La causerie, donc, est une des résultantes de tout ce savant management. Chacun construira sa causerie comme bon lui semble avec sa propre authenticité.
Il n’y a pas de modèle à suivre, néanmoins quelques ingrédients de base semblent être le ciment d’un bon discours :
- Authenticité
- De la sincérité dans les propos et des mots choisis, pensés en amont, sans improvisation
- Rester dans la réalité. Avec des « si », on refait le monde. Des faits, juste des faits.
- De l’énergie !!! l’énergie se transmet entre humains, transmettez la-vôtre, restez positifs !
Certains entraîneurs ne sont pas à l’aise avec l’exercice, ce n’est pas gênant. Il faudra simplement être capable de déléguer justement cette tâche à quelqu’un d’autre, de plus compétent en la matière… et l’accepter ! Reconnaître, exploiter les forces des autres c’est aussi cela construire une excellente équipe.
Pour conclure, une bonne causerie se construit en lien direct avec l’équipe. Que ce soit l’entraîneur ou le leader, celui qui prend la parole doit savoir à qui il s’adresse, vraiment.
Le discours peut être préalablement construit (une causerie d’avant-match par exemple) ou alors aménagé en fonction de la rencontre.
Mieux l’on connaît ses joueurs ou ses partenaires de jeu, plus il sera facile d’être cohérent, précis pendant le discours.
Je définis « la causerie » comme un outil qui peut-être utilisé afin de recadrer, recentrer ou même motiver une équipe.
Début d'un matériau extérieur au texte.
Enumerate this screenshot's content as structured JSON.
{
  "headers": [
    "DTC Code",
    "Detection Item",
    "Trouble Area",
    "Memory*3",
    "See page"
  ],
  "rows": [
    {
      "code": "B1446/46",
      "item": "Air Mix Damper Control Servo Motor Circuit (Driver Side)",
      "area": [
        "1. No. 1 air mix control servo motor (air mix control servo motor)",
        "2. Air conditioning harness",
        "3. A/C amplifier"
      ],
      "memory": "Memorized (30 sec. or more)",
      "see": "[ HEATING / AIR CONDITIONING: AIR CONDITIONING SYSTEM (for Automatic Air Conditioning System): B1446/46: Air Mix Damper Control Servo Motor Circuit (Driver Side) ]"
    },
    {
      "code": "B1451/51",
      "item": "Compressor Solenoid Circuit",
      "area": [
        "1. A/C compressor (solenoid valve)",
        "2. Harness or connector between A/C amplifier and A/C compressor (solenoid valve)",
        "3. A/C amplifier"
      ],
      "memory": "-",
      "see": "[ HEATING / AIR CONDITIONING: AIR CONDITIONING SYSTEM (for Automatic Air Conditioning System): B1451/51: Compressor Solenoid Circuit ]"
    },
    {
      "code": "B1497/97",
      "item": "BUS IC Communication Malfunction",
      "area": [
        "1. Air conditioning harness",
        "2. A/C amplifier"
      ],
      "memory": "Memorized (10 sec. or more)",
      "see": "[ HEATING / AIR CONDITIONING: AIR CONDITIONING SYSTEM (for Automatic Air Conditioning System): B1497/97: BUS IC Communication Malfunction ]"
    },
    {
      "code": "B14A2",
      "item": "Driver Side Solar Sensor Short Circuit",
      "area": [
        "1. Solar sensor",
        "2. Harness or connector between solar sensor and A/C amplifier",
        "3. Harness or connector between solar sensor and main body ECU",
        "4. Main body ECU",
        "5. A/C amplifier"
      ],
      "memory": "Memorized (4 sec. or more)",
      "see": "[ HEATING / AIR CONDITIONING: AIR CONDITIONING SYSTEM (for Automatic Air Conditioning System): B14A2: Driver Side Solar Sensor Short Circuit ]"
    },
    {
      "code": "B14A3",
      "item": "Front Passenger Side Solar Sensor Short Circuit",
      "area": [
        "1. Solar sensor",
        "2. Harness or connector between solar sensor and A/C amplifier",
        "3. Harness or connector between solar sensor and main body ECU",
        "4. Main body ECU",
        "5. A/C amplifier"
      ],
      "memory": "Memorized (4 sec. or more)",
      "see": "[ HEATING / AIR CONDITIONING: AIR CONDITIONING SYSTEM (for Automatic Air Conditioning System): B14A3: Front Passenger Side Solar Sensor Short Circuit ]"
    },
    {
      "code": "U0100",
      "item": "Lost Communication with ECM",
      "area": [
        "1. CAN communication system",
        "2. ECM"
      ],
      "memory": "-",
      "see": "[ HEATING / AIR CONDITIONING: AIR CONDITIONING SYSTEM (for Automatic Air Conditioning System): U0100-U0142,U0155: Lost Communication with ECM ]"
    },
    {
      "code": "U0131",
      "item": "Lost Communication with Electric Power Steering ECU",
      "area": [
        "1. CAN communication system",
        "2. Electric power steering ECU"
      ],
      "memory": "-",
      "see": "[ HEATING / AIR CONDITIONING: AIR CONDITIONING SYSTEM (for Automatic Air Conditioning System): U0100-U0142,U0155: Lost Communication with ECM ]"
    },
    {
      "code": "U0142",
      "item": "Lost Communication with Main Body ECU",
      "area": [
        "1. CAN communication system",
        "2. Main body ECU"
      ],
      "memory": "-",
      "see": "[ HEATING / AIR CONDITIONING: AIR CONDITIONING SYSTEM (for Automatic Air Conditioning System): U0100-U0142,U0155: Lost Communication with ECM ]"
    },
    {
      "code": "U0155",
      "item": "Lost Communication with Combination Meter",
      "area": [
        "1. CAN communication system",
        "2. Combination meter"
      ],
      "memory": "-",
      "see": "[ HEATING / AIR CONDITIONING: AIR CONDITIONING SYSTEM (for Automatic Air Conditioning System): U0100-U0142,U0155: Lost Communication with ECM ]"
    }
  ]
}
J’insiste bien sur le fait que c’est un outil que l’on n’utilise pas systématiquement, que l’on manie avec précision, car il peut aussi bien « tirer vers le haut » une équipe, que « l’emmener au fond ».
Lorsque l’on n’est pas sûr de ses mots, il vaut mieux se taire. Une causerie n’a de sens que si elle produit l’effet escompté, sinon c’est un échec qui peut amener des doutes profonds dans la tête des joueurs et des joueuses, et, devenir un boomerang qui discrédite l’entraîneur.
Pour conclure, je vous invite à prêter une oreille attentive à quelques causeries références :
Aimé Jacquet à la mi-temps de France Croatie en juillet 98 alors que les bleus sont menés pour la première fois du tournoi. Pour le franc-parler au moment d’une situation inédite.
Claude Onesta avant France Danemark en golden league en janvier 2016 : pour la dimension posée et onirique qui caractérise le travail de cet entraîneur.
Tony Parker à la mi-temps de France-Espagne lors de l’euro 2013 alors que l’équipe est menée. Pour une quasi improvisation qui vient des tripes et joue sur la corde affective.
Didier Deschamps avant le match retour Monaco Madrid en 2004 alors que l’exploit est obligatoire pour passer l’obstacle. Pour un discours de sachant qui calmement mais surement conditionne ses joueurs à l’exploit.
Celle de l’entraîneur d’Avranches avant la rencontre de coupe de France contre l’ogre PSG : pour la dimension fraternelle qui place l’événement à sa juste place.
Celle, récente de Pascal Dupraz avant Angers-Toulouse match qui peut sauver le TFC de la relégation : pour la dimension poétique et son registre sentimental que l’on n’attend pas à ce moment, ‘est un contre-pied qui va s’avérer payant.